Ante ello, Jorge Hernández, propietario del club venezolano, entabló conversaciones con la LNB para evaluar la posibilidad de que su equipo participe en una futura edición de la máxima competencia en la Argentina, una Liga que de 2015 hasta aquí incrementó en más de un 230% sus ingresos en patrocinios (actualmente alcanza los 60 millones de pesos por temporada y tiene proyección de subirse a 100 millones para 2018-2019).

La falta de competencia en la Liga Profesional de Baloncesto (LPF) de Venezuela hizo al dueño de la franquicia de Barquisimeto pensar en plantear la inclusión de su equipo, cosa que pasó a ser considerada seriamente por las autoridades del básquetbol argentino, que no descartan llevar la competencia a 22 o 24 clubes (actualmente son 20), incorporando también en la invitación a Olimpia de Paraguay.

Para que el agregado de instituciones extranjeras suceda, desde luego, además de la decisión hará falta una reformulación del estatuto de la LNB.

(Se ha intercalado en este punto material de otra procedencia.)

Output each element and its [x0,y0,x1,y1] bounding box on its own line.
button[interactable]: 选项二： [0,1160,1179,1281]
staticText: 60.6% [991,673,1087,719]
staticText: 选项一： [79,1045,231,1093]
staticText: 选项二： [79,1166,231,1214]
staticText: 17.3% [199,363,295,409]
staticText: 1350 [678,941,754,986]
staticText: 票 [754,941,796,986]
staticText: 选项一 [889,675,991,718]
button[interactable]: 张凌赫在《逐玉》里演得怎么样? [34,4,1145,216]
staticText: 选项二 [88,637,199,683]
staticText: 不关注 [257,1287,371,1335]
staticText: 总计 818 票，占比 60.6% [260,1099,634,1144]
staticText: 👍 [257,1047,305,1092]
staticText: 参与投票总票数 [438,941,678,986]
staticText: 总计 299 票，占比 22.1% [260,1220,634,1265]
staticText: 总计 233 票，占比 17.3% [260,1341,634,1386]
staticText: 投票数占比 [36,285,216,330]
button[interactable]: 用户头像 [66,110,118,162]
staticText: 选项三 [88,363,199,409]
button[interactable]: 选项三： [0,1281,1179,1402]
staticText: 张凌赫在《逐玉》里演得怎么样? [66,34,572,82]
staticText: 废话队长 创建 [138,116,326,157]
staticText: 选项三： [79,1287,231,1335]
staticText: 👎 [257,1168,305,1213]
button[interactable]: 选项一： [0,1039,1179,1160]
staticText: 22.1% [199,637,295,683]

Guaros de Lara, campeón también en 2016 y 2017 de la Liga de las Américas (LDA), no tiene aún competencia oficial en su país debido a que la Liga venezolana no comenzó a causa de la imposibilidad de pagarles a los jugadores extranjeros por falta de divisas. Hernández, quien contrató al entrenador argentino Fernando Duró para que se haga cargo de su plantel, aseguró que le encantaría ser local en Buenos Aires en caso de que se concrete la chance de que prospere su inclusión en la Liga de nuestro país.

Sin embargo, sus tratativas no se circunscribieron solo a tentar a la LNB, también planteó sus deseos de mantener competitivo a su equipo en las ligas de Puerto Rico y de México.

Para la mirada de la LNB, tal incorporación encajaría en las pretensiones de su proyecto de expansión, que la temporada pasada se abrió al mercado asiático acordando un importante sponsoreo con la firma de indumentaria china Peak, que también pasó a vestir a los árbitros y a algunos de los equipos.

En su presente marcado por la falta de competencia, Guaros de Lara viene de ser eliminado del cuadrangular semifinal II de la Liga de las Américas 2018 jugado en Corrientes.